13 giugno 2017

Le amministrative e il calciomercato

Appunti, Elezioni Amministrative, Politica italiana

Non posso nascondere una certa solidarietà con politologi, commentatori e opinionisti vari che devono trarre indicazioni politiche, talora cogenti, dal voto amministrativo, specie se riguarda i Comuni. E’ logico che quando votano milioni di cittadini si debba prestare la massima attenzione a come si esprimono, ma trarne diagnosi od oroscopi è un esercizio certamente ambizioso e destinato quasi certamente al fallimento.

Quando, nel 2014, il Movimento Cinquestelle vinse il ballottaggio di Livorno, la cosa aveva qualche relazione con il trionfale voto delle Europee per il Pd di qualche giorno prima? Se il riconteggio dei voti manda al ballottaggio contro il centrodestra ad Asti il candidato Cinquestelle e non quello del Pd se ne possono trarre indicazioni generali? A me pare di no.

Questo vale sia che si voglia parlare delle liste che delle persone. Giusi Nicolini resta per me un modello per l’intero Paese e un grande punto di riferimento anche se i cittadini di Lampedusa, nella loro indiscutibile sovranità, hanno scelto di non confermarla come sindaco (e Matteo Renzi ha fatto benissimo a rivolgerle pubblici ringraziamenti, nel paese dove i Maramaldo non passano mai di moda).

Non si tratta solo dell’ovvia varietà delle situazioni locali; è divertente per esempio confrontare i risultati ottenuti dai sindaci uscenti con le classifiche di gradimento. L’ultimo sondaggio Governance Poll di Ipr Marketing per il Sole24Ore (pubblicato a gennaio 2017) vedeva al 3° posto, con il 60 e passa dei consensi, Federico Pizzarotti, che va al ballottaggio quasi in parità con il candidato del centrosinistra e solo 71° Nicola Ottaviani, sindaco di centrodestra di Frosinone trionfalmente riconfermato al primo turno. E quello di Catanzaro, che in classifica era ultimo a pari demerito con Virginia Raggi, va al ballottaggio con circa nove punti di vantaggio sul candidato del centrosinistra.

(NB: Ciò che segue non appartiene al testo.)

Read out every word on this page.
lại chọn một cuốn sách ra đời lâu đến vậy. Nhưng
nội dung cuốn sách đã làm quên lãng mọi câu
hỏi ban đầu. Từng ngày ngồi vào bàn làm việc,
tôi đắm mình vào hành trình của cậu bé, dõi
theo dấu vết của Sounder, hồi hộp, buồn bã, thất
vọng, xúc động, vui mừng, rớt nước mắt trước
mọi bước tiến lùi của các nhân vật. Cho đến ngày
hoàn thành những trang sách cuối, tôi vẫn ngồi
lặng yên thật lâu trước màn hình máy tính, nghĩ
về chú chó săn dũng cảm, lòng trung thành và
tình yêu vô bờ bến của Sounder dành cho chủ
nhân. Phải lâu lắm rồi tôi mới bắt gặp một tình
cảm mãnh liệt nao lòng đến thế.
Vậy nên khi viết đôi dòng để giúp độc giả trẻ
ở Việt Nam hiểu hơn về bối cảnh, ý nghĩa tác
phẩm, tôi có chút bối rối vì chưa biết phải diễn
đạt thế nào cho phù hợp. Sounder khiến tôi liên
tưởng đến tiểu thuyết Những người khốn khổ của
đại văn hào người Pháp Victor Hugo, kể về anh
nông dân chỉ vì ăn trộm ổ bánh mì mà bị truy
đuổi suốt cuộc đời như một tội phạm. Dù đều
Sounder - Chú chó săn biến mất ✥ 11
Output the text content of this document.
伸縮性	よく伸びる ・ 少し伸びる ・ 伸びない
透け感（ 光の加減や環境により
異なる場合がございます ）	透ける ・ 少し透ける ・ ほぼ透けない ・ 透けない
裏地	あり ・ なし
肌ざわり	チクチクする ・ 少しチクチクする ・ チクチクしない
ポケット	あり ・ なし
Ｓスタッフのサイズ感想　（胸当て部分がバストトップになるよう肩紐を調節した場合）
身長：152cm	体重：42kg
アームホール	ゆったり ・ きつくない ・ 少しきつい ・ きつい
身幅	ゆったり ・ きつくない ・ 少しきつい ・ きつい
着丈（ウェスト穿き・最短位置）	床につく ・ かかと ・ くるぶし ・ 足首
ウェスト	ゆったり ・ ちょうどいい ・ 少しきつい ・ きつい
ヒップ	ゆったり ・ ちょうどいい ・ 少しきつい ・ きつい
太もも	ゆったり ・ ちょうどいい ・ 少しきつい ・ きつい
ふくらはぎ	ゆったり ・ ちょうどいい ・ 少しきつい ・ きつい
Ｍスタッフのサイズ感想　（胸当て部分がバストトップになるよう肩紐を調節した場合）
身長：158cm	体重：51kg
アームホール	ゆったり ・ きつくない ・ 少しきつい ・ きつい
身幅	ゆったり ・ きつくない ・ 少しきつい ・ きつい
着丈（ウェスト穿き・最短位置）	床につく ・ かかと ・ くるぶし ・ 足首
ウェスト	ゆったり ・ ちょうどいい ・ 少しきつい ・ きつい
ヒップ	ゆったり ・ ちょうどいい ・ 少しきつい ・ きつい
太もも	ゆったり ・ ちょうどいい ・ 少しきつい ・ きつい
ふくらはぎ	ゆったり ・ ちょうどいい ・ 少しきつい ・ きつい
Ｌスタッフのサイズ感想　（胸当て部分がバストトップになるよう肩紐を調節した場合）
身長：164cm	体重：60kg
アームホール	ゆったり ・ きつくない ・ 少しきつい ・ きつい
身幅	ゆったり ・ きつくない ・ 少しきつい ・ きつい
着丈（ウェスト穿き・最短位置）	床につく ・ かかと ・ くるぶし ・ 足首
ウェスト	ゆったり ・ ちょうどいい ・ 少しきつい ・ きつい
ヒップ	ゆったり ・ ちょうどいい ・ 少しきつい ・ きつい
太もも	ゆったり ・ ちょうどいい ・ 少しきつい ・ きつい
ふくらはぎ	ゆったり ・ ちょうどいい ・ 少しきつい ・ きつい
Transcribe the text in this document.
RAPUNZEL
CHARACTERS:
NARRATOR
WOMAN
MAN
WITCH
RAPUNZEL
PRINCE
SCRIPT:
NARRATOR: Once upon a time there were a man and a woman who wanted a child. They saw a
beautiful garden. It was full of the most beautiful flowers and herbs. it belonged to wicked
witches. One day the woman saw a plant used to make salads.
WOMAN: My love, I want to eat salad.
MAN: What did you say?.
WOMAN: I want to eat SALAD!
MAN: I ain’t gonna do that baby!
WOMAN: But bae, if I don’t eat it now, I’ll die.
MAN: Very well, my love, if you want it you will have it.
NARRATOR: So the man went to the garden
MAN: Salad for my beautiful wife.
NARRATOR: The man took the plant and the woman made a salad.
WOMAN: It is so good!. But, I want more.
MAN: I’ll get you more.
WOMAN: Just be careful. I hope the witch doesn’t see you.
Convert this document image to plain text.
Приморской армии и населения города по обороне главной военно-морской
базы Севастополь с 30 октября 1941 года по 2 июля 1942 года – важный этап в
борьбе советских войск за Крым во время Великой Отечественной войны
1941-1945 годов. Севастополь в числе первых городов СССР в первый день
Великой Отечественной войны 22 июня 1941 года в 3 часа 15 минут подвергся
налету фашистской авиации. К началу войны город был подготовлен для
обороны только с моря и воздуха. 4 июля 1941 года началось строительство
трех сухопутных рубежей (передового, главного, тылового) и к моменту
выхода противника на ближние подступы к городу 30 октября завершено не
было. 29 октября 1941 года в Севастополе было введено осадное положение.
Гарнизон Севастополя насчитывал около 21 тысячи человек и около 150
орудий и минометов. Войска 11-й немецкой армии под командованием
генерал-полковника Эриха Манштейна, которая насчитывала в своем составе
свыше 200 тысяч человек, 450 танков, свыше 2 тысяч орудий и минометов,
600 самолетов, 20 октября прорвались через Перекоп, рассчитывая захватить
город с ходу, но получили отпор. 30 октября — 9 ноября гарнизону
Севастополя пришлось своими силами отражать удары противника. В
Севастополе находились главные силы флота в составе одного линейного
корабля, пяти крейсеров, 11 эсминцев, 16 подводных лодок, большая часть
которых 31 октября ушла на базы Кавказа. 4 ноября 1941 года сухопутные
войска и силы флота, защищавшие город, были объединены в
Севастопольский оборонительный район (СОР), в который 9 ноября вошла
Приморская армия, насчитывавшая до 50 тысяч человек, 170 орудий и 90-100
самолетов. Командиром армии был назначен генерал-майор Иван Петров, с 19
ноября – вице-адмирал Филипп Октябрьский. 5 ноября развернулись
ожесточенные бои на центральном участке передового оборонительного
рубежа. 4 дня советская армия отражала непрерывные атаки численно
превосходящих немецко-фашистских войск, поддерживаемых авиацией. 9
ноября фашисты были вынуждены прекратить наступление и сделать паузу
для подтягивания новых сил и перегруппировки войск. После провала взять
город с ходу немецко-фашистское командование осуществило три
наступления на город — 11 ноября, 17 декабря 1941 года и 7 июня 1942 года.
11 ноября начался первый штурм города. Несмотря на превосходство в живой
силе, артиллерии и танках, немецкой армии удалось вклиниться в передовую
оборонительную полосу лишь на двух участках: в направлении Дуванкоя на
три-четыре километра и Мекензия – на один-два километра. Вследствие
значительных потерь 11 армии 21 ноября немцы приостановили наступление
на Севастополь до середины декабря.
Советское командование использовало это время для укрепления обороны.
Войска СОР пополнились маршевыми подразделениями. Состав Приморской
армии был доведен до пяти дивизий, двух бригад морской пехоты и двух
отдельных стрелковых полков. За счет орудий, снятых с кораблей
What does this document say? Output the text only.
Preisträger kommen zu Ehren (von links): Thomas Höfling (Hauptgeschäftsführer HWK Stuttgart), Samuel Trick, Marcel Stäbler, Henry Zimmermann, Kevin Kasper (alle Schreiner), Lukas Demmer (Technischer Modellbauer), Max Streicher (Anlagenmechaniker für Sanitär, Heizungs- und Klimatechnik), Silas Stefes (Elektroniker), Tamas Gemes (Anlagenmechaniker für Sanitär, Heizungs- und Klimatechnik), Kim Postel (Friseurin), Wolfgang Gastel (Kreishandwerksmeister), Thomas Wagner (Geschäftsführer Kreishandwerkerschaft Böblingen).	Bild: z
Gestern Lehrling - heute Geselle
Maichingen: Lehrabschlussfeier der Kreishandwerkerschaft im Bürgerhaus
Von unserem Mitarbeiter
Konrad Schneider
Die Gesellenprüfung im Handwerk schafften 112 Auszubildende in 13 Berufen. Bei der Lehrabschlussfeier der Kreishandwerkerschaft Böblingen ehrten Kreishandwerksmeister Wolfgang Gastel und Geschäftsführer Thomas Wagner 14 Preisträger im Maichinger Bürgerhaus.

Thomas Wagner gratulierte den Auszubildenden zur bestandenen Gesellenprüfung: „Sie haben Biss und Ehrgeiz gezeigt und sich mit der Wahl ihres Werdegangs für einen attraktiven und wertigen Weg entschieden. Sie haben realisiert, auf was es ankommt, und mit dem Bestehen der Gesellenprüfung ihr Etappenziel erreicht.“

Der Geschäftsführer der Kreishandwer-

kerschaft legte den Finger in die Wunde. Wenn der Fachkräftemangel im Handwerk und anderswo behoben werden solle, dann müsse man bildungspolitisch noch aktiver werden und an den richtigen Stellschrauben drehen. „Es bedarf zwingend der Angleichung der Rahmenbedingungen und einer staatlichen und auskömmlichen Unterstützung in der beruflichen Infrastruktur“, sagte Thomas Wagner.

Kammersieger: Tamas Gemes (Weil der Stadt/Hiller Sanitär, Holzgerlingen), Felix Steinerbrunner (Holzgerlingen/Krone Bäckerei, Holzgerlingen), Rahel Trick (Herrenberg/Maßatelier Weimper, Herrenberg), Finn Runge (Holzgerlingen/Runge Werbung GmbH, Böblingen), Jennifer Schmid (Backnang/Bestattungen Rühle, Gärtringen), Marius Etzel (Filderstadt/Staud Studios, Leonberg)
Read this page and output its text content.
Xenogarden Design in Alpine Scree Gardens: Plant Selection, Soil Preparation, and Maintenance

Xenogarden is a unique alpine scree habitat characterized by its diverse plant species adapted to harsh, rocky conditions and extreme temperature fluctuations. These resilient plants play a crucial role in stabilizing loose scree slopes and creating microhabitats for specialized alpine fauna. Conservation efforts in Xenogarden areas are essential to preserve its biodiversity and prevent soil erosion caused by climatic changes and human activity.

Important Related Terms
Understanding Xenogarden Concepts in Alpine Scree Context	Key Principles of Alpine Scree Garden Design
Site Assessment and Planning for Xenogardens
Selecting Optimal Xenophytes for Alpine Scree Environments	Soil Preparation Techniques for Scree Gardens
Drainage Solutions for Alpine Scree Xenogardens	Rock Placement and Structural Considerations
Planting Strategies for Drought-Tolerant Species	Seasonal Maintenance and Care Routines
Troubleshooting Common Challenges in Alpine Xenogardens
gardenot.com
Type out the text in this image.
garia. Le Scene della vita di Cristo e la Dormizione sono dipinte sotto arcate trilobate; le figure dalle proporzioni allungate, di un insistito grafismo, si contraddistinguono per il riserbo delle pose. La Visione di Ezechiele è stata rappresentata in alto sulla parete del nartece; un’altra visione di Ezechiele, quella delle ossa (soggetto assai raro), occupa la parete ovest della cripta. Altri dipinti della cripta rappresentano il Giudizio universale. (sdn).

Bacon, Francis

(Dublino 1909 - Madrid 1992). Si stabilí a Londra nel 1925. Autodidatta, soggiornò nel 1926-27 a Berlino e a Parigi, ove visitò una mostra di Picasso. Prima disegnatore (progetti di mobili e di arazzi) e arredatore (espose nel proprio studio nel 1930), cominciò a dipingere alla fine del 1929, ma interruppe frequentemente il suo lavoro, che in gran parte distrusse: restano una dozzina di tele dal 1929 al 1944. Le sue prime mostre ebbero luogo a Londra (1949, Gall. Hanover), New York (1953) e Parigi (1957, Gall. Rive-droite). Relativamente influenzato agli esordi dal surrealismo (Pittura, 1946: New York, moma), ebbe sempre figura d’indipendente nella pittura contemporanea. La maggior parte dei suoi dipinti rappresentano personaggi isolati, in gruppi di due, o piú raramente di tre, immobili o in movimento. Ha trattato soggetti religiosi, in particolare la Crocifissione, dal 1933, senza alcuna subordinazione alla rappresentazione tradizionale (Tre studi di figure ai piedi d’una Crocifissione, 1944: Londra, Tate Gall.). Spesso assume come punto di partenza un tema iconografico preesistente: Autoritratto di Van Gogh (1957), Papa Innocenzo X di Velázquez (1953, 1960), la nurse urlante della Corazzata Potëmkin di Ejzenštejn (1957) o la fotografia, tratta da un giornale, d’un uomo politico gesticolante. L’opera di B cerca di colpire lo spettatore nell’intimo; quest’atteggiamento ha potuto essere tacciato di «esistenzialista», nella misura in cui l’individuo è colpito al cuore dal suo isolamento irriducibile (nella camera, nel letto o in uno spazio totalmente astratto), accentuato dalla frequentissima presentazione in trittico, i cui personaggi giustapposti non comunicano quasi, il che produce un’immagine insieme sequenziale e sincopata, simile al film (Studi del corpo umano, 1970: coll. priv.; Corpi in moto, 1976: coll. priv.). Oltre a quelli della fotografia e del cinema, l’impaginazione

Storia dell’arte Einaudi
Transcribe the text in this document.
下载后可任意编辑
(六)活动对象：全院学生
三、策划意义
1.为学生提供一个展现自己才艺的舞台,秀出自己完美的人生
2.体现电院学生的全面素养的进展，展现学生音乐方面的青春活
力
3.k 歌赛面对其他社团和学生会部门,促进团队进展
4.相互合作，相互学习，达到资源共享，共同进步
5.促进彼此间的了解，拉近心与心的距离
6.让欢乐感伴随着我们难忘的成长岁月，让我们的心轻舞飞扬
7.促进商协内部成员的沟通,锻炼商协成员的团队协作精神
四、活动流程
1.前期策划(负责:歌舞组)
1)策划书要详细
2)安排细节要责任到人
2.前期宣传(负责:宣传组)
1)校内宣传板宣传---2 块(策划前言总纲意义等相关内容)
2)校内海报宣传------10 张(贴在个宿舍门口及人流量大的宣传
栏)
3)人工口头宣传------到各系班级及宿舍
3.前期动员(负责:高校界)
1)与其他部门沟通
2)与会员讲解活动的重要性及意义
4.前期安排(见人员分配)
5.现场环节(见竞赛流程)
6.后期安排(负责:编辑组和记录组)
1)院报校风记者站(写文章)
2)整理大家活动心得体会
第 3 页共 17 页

Significa che le elezioni amministrative sono un oracolo indecifrabile, un capriccio del caso, un magma caotico e senza senso? No. Significa soltanto che le vie del consenso sono molte e non facilmente distinguibili, proprio come non sono distinguibili nell’acqua di un fiume quelle dei suoi diversi affluenti (come ci ha spiegato quasi duecento anni fa don Lisànder Manzoni).

Questo è tanto più vero in una elezione diretta e maggioritaria con il doppio turno, che ovviamente fa pendere i piatti della bilancia fra rappresentatività e governabilità in direzione della seconda, che viene determinata anche dal personale carisma del candidato e dalla sua maggiore o minore sintonia con i sentimenti profondi della città è così via.

Bene quindi analizzare e prendere appunti. Ovvio constatare che la forza coalizionale del centrodestra è più forte quando puoi glissare sull’Europa e l’immigrazione; altrettanto ovvio che la competizione sui territori penalizzi un movimento allo stato gassoso come i Cinquestelle. Sempre per quanto riguarda i Cinquestelle non si può non rilevare che una classe dirigente improvvisata mostra presto i suoi limiti e che probabilmente le gesta di Virginia Raggi (e forse pure l’ultimo disastroso naufragio torinese di Appendino) non sono state propriamente un’ispirazione per gli elettori alle prese con la scelta del proprio sindaco, fosse anche non quello di Roma o di Torino ma quello di Casalnuovo di Sotto. Inevitabile pure convenire con Bersani (al quale va il premio Lapalisse 2017) quando dice che un centrosinistra unito è più forte di uno diviso (che poi lo dica proprio chi ha promosso en passant una scissione è veramente bizzarro, ma questa è altra storia). Sbagliato ai limiti del ridicolo sentenziare che sia tornato il bipolarismo, che Grillo sia solo un incubo terminato, che lo scenario delle politiche sia ormai un canovaccio scritto a cui mancano solo piccoli dettagli.

Usare in questo modo il voto degli italiani somiglia agli articoli che i quotidiani sportivi (e non solo) dedicano al calcio-mercato, con ipotesi, trattative e “affari sicuri” che poi si rivelano inesistenti e costruzione immaginifica di squadroni destinati a spaccare il mondo e fanno regolarmente flop alla ripresa del campionato. Può divertire, ma non è particolarmente utile.